Discuss how closely the fast-food restaurants you observed conform to the dimensions and in what ways they do not. How do they lead to predictable and efficient outcomes? How is the concept of “rationalization” demonstrated, if it is?

NOTE: Please watch the following video on Weber

before working on the paper so that you understand  the concepts better.

Goal of the Assignment

To conduct some ethnographic research at a fast-food restaurant , describe what you see, and apply Weberian concepts of bureaucracy and rationalization to the process.

Pre-Assignment Observation

Choose a fast-food restaurant that has counter service. Sit at a booth where you can observe what is going on at the counter and behind the counter. You can visit such places with your SOCI 201 class–mates and discuss the observations/findings if you wish. Hang out at two (2) sites before writing the assignment; do not spend more than 30 minutes at a site .

Observations to be filled out as you sit at the restaurant or shortly thereafter:

What is the complete cycle of interaction between a customer and the employees behind the counter? Write it out in terms of its steps.
What does the employee say?
What does the employee do?
How many different jobs are there behind the counter? Write some possible job titles for them.
Is someone obviously in charge? How do you know? How is he/she controlling what the employees are doing? Discuss the structure of the establishment and dynamics between the managers and workers as well as workers and technology.
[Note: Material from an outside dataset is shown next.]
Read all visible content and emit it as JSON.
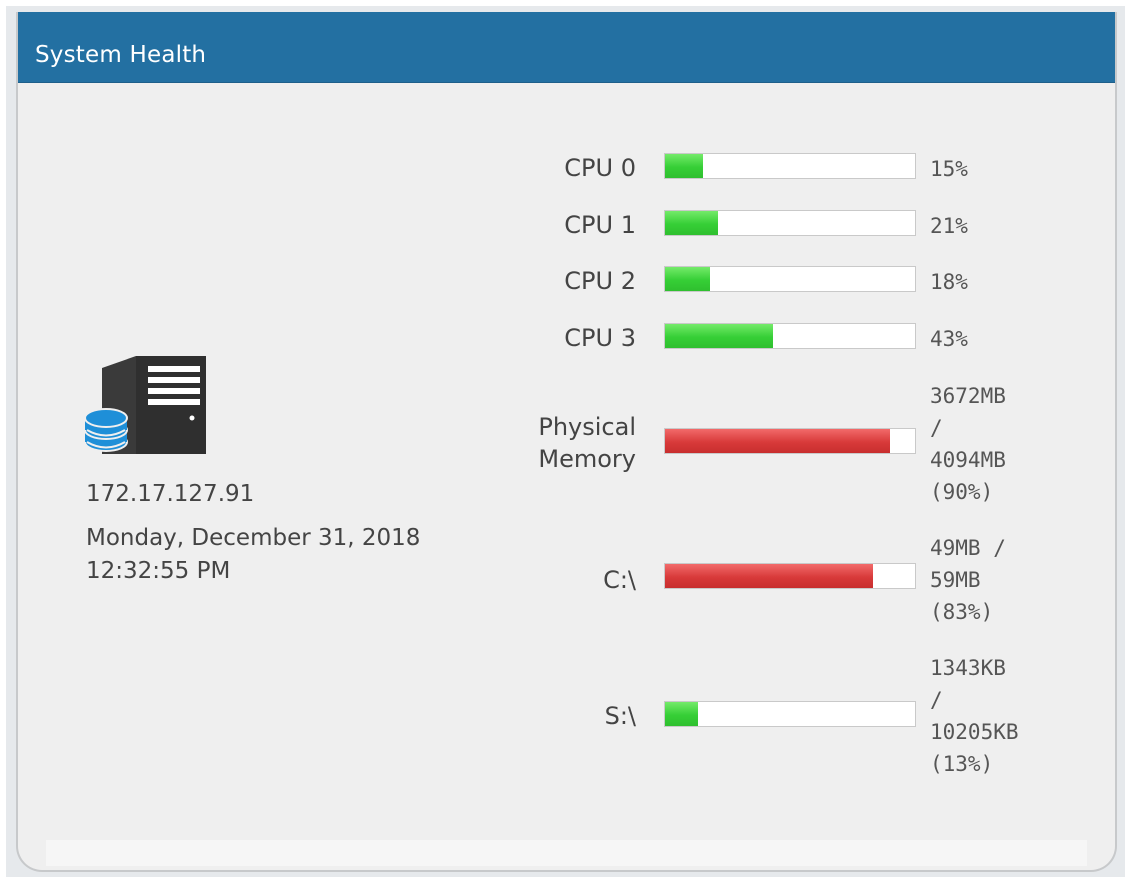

Accurately record what you observe, without specifically looking for examples that support Weber’s theories. As we discussed in class when we discussed ethnographies, problems arise if you enter the field with premeditated expectations about what you will find.

The Actual Paper:

Please recreate the steps taken when ordering a meal at McDonalds or other fast-food restaurants that you picked. In adequate detail, outline the steps a customer takes when ordering and eating a meal at McDonalds/other fast-food restaurant, from the moment s/he enters the restaurant to the moment s/he leaves. Please include any gestures or language that is typical in this encounter. What are the behind-the-counter dynamics in terms of managerial control, technological efficiency, and workers tasks?
Define Weber’s six (6) dimensions of bureaucracy. Discuss how closely the fast-food restaurants you observed conform to the dimensions and in what ways they do not. How do they lead to predictable and efficient outcomes? How is the concept of “rationalization” demonstrated, if it is?

Paper Requirements

The paper should be 1.5-2 single-spaced pages and is due at the beginning of class. Submit a document online, but turn in a hard copy too. Attach your observation notes at the end.

All assignments must: be typed single-spaced, use12-point Times New Roman font, have one-inch margins on all sides, proofread/spell-checked, and stapled. All direct and indirect quotations from sources consulted should be properly acknowledged. The assignment should not simply be a summary or literature review; constructive social analysis is required. Please follow ASA rules for format and style.